Identificação da Patologia:
Trincas verticais e inclinadas, com abertura perceptível
(profundidade atingindo o reboco e parte da alvenaria);
Manchas de escorrimento e umidade, com tonalidade amarelada,
indicativas de infiltração;
Descoloração e início de desagregação do reboco em pontos
próximos à trinca.
Causas Prováveis:
Movimentação diferencial da estrutura, recalque do solo, variação
térmica ou deformação de elementos estruturais próximos (viga).
Infiltração de água de uma parede externa ou de vazamento
oculto, intensificando a abertura das fissuras.
Ausência de juntas de dilatação em trechos longos de alvenaria.

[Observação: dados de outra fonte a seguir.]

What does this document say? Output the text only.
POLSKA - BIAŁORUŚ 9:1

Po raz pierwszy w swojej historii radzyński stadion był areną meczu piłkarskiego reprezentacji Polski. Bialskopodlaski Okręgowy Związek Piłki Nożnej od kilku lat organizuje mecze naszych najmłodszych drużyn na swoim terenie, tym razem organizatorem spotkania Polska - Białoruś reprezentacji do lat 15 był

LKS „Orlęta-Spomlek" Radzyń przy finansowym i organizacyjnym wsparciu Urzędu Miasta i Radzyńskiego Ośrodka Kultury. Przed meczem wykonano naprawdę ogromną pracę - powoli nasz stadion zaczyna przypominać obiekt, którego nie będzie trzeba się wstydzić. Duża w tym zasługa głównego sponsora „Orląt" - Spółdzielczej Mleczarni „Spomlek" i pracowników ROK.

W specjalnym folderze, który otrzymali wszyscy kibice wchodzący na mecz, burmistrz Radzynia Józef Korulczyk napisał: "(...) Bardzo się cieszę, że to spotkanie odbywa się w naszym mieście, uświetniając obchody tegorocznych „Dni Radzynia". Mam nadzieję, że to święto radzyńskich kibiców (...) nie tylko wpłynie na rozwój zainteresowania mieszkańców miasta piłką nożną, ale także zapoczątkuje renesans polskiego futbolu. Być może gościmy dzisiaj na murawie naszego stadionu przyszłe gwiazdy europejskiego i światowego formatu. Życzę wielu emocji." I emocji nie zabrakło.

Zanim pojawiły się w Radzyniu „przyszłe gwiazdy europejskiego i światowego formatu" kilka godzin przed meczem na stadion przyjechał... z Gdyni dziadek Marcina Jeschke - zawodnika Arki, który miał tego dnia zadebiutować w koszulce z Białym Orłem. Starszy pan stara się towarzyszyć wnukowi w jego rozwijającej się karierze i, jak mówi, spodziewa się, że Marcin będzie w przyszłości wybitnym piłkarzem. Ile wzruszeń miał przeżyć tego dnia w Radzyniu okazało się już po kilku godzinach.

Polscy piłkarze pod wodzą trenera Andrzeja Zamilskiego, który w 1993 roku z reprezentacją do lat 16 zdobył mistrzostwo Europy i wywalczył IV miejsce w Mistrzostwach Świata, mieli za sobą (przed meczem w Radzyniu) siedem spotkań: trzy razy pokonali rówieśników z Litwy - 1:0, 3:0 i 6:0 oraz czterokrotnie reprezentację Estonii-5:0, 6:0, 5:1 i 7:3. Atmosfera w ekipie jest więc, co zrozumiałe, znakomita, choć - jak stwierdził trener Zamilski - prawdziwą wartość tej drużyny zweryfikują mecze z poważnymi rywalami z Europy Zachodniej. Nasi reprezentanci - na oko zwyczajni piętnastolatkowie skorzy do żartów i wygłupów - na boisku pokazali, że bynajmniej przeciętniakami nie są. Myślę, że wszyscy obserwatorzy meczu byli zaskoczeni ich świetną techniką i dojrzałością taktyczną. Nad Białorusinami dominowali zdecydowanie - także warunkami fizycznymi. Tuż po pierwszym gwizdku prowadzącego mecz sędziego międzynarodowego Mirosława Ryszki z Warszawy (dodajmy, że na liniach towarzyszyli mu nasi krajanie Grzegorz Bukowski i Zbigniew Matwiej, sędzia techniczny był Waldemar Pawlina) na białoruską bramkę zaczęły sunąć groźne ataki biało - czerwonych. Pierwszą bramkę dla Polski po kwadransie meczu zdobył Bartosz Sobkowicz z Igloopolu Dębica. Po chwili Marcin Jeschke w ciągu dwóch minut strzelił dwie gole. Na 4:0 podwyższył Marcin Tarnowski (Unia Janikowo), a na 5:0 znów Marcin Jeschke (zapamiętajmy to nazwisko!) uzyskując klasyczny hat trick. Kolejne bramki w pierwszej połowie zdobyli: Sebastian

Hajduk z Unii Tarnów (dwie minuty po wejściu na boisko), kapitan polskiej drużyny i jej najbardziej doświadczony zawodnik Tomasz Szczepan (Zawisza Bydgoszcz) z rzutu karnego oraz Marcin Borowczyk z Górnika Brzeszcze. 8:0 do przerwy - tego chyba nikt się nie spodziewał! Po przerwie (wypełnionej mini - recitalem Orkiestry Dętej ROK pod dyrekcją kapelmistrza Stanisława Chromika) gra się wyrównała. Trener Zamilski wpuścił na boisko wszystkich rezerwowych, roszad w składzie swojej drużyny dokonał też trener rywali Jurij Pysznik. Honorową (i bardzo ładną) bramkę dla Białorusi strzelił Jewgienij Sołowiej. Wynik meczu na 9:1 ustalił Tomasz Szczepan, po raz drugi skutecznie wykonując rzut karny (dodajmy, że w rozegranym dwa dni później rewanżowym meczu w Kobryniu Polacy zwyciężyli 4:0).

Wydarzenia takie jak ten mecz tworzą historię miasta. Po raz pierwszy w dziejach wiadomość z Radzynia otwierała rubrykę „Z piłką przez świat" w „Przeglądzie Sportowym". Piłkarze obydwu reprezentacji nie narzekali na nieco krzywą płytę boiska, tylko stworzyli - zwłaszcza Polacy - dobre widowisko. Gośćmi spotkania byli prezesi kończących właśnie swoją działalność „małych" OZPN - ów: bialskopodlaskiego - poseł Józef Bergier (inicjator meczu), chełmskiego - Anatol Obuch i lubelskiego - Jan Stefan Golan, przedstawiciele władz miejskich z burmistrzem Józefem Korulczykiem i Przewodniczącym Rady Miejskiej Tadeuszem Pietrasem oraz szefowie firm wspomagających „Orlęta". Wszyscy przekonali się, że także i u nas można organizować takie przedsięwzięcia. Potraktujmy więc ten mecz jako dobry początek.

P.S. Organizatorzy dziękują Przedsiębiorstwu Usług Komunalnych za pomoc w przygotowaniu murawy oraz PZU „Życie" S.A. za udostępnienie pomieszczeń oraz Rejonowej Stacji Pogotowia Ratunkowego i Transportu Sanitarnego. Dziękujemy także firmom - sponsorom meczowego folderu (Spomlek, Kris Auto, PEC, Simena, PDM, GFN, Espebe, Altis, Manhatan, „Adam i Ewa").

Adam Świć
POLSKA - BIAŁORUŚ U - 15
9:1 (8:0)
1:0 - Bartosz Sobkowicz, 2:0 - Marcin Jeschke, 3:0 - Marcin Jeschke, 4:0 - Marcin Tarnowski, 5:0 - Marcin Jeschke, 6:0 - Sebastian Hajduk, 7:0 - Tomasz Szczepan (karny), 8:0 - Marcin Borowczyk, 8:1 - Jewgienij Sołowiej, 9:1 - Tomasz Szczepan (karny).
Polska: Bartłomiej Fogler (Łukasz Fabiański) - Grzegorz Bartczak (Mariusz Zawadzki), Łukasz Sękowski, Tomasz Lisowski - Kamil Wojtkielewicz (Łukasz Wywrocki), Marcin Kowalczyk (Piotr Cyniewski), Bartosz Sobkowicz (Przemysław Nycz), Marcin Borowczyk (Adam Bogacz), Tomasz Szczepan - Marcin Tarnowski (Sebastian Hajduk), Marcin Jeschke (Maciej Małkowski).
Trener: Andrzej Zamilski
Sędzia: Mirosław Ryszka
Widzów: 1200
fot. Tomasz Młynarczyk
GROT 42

Desgaste do revestimento impermeável, permitindo o
aparecimento de manchas e umidade.
Efeitos e Riscos:
Possível enfraquecimento do reboco e da alvenaria devido à
infiltração constante;
Risco se a trinca estiver próxima a um elemento estrutural;
E maior risco de infiltrações internas e aparecimento de mofo e
bolor.
Recomendações Técnicas:
Avaliação técnica in loco por engenheiro civil para verificar
possíveis infiltrações externas ou internas (telhado, calhas,
tubulações embutidas) e corrigir imediatamente.
Conclusão
As patologias são trincas estruturais associadas à presença de
umidade, possivelmente causadas por movimentação da estrutura
e infiltração externa. É fundamental a avaliação técnica imediata
para evitar agravamento e comprometimento da parede.
4.
Identificação da Patologia:
Parede superior, próxima ao encontro com o forro e acima de um
vão de porta.
Descrição da Patologia:
Uma fissura vertical e levemente inclinada, partindo da região do
teto em direção ao batente da porta.
Provável Causa:
Movimentação estrutural (recalque diferencial da fundação);
Ausência de vergas e contravergas adequadas acima do vão da
porta;
Retração do revestimento ou da alvenaria devido à variação
térmica ou cura inadequada da argamassa;
Falta de amarração entre parede e viga.
Consequências:
Comprometimento estético do ambiente;
Possível evolução para trinca estrutural se a movimentação
persistir;
Infiltração de umidade e deterioração do revestimento.
Recomendações Técnicas:
Avaliação estrutural detalhada por engenheiro civil para identificar
se há recalques ou movimentações ativas;
Abrir a fissura em “V”, limpar e aplicar selante acrílico ou massa
para fissuras;
Reaplicar revestimento e pintura.
Caso seja estrutural:
Executar verga e contraverga acima do vão da porta;
Refazer o trecho afetado com amarração adequada;
Conclusão:
A fissura observada apresenta características de movimentação
localizada da estrutura ou ausência de reforço no vão.